Introduction: This information is written by John Fairbank and is provided for the benefit of his patients. Additional information will be given during consultation in the clinic and during the pre-operative discussion. It is not appropriate for all surgeons’ individual practice or for all patients.

Purpose of operation: To check the endometrium (lining of uterus) is healthy

Description of procedure: This procedure is usually carried out in the outpatient clinic. A speculum is passed into the vagina and the cervix held with a grasper (tenaculum). Some local anaesthetic is inserted and the cervix is then gently dilated. A thin plastic straw (Pipelle) is inserted through the cervix and a negative pressure applied. The straw is then withdrawn and inserted several times to remove a small volume of tissue for inspection by the pathologist.

Anaesthetic: Local

Length of stay: 30 minutes!

Post-operative management: A small volume of blood can be expected after the procedure similar to a light period.
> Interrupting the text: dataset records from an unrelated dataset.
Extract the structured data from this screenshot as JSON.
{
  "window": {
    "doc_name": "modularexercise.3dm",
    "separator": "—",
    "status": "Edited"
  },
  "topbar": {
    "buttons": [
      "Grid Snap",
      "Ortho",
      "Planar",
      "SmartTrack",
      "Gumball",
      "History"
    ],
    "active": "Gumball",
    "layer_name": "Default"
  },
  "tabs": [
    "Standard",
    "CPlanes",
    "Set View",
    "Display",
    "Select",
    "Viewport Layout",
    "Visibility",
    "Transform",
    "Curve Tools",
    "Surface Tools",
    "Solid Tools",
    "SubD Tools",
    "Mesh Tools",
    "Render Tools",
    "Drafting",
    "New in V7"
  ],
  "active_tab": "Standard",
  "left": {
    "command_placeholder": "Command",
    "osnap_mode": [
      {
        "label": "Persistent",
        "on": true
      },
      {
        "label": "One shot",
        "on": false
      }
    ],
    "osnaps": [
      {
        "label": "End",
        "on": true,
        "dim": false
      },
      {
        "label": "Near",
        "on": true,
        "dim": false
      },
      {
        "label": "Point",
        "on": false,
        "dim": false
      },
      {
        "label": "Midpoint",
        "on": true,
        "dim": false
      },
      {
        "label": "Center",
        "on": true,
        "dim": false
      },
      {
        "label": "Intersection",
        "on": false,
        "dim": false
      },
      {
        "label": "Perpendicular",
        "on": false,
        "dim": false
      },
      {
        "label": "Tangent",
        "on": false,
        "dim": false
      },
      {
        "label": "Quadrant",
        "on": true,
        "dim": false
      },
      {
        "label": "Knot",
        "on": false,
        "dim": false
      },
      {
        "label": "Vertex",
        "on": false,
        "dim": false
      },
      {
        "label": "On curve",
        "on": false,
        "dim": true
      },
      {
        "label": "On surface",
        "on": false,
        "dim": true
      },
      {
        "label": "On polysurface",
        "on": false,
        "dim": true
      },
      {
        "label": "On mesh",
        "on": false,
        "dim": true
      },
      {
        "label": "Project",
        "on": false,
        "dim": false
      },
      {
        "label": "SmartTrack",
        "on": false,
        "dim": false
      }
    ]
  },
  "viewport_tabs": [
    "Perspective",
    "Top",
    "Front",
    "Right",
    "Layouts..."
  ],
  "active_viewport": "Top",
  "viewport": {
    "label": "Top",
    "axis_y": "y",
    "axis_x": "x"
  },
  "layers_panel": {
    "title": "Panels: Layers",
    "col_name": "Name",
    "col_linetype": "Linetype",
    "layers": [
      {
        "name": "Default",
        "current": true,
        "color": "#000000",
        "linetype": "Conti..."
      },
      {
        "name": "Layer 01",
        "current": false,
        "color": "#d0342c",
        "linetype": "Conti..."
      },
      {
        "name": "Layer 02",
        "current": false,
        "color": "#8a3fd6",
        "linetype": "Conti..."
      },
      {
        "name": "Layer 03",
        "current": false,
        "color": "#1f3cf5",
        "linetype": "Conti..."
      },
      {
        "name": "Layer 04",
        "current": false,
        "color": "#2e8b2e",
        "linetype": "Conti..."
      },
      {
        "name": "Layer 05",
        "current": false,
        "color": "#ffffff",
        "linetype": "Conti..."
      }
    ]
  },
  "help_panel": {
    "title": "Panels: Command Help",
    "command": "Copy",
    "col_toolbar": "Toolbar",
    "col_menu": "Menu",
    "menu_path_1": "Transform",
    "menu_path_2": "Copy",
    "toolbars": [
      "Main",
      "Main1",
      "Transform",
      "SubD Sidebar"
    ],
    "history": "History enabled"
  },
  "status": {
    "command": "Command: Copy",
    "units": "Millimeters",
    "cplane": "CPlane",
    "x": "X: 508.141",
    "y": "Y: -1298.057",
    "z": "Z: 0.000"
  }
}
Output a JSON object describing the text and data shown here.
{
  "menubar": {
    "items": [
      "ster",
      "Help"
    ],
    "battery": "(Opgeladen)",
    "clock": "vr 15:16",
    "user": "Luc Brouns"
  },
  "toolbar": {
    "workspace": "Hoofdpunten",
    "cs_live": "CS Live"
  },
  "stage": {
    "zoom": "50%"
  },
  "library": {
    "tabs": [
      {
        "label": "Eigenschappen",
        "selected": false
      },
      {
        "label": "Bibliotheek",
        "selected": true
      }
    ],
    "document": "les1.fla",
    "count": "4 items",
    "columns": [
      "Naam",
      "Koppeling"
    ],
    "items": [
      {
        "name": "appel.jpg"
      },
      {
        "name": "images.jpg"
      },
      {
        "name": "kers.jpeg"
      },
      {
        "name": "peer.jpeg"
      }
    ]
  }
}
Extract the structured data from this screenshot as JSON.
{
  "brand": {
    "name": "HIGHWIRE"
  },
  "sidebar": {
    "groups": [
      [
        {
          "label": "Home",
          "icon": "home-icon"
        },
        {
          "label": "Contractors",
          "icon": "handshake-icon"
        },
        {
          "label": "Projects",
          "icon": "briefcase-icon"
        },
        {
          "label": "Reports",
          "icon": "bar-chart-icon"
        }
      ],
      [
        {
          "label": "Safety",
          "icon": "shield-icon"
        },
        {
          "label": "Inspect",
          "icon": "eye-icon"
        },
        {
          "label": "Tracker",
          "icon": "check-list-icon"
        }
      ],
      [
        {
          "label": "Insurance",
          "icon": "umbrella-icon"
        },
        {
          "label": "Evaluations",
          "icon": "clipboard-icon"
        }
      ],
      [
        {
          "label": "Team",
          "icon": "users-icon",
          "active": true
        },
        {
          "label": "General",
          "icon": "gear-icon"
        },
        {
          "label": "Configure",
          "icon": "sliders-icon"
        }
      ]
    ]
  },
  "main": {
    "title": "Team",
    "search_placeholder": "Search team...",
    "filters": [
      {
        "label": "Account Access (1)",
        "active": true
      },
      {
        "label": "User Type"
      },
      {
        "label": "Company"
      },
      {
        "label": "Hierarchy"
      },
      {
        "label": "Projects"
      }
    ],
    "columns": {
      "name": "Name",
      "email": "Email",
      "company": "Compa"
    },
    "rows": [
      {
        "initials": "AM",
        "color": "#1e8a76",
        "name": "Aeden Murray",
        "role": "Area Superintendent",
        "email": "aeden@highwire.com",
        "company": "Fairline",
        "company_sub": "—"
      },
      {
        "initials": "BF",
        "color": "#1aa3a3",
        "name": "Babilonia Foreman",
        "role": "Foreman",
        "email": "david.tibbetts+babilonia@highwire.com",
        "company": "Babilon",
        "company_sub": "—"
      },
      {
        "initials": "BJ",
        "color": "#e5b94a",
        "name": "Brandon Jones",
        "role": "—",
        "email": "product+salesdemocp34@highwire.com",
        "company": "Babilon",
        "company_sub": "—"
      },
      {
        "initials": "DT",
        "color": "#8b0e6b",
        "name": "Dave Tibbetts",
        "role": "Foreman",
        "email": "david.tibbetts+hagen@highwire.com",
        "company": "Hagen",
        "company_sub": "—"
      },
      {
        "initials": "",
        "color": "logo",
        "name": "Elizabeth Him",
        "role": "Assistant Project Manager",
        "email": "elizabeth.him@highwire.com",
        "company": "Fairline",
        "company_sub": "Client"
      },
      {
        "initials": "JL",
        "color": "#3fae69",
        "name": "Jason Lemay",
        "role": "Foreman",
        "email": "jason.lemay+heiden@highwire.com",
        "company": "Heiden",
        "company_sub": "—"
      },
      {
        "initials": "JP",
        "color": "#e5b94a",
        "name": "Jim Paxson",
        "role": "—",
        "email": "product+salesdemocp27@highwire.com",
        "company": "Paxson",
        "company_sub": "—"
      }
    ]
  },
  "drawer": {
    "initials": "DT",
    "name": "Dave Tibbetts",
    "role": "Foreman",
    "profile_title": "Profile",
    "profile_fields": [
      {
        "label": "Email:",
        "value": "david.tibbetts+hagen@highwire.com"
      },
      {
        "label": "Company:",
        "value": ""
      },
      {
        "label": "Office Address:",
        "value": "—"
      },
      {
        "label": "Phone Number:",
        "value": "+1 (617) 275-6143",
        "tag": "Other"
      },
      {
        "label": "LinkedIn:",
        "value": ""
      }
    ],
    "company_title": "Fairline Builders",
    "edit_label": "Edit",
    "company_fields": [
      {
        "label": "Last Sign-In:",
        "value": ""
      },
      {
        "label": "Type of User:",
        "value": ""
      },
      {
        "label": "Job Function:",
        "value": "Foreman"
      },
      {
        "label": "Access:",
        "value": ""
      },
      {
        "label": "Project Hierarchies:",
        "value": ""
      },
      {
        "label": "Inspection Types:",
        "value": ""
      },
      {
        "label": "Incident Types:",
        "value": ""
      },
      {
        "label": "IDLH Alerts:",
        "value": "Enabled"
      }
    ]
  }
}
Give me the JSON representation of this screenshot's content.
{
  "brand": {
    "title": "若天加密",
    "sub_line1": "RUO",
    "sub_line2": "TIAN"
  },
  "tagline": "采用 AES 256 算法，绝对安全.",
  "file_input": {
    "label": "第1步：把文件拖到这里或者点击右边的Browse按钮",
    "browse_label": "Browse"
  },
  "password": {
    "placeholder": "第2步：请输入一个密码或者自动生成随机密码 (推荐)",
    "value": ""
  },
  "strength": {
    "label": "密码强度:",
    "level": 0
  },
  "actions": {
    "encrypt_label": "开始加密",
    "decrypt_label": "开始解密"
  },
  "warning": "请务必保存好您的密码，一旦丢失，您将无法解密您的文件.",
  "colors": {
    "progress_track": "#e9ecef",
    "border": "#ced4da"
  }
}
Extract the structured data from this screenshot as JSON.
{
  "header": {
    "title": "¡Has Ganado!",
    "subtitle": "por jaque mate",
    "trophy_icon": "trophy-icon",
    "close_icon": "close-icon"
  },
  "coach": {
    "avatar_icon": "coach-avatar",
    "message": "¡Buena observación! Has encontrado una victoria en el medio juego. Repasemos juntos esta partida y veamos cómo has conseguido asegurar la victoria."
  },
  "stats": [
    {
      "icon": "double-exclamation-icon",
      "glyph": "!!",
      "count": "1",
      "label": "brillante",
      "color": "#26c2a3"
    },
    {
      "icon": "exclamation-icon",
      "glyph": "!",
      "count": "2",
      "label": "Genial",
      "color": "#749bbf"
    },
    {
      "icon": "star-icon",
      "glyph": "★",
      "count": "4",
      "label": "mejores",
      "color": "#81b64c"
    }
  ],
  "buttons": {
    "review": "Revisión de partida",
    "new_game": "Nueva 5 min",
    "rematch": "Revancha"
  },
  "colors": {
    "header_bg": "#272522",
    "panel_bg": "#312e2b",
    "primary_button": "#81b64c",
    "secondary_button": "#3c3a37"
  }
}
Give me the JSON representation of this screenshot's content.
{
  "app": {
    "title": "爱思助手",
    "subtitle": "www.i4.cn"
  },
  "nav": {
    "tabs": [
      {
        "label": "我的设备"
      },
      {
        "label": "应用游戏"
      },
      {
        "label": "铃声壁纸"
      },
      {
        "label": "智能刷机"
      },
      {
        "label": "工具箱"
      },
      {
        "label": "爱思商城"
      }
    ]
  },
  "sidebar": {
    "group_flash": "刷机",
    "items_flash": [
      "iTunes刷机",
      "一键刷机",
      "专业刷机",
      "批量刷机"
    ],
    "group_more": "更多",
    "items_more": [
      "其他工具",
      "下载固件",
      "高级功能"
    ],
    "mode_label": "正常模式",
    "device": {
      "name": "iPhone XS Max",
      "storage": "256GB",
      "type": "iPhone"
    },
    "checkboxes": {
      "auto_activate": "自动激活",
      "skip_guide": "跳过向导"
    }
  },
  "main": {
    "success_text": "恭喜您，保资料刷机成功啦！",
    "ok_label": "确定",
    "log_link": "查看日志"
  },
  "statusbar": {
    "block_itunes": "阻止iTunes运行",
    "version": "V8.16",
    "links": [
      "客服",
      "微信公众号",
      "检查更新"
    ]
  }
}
Some uterine cramps can occur during and after the procedure has been carried out and simple pain killers and anti-spasmodics such as Buscopan can be helpful

Potential complications: It is sometimes not possible to get the Pipelle straw into the endometrial cavity. Some individuals feel faint after the procedure has been carried out and need to lie flat for 10 minutes.

Post-operative consultation: In cases of post-menopausal bleeding it is sometimes necessary to meet to discuss the pathology reports.

Other considerations: Pipelle sampling will check the endometrial cavity but will not remove polyps which are too firmly attatched for removal under local anaesthetic and in these cases a hysteroscopy is required.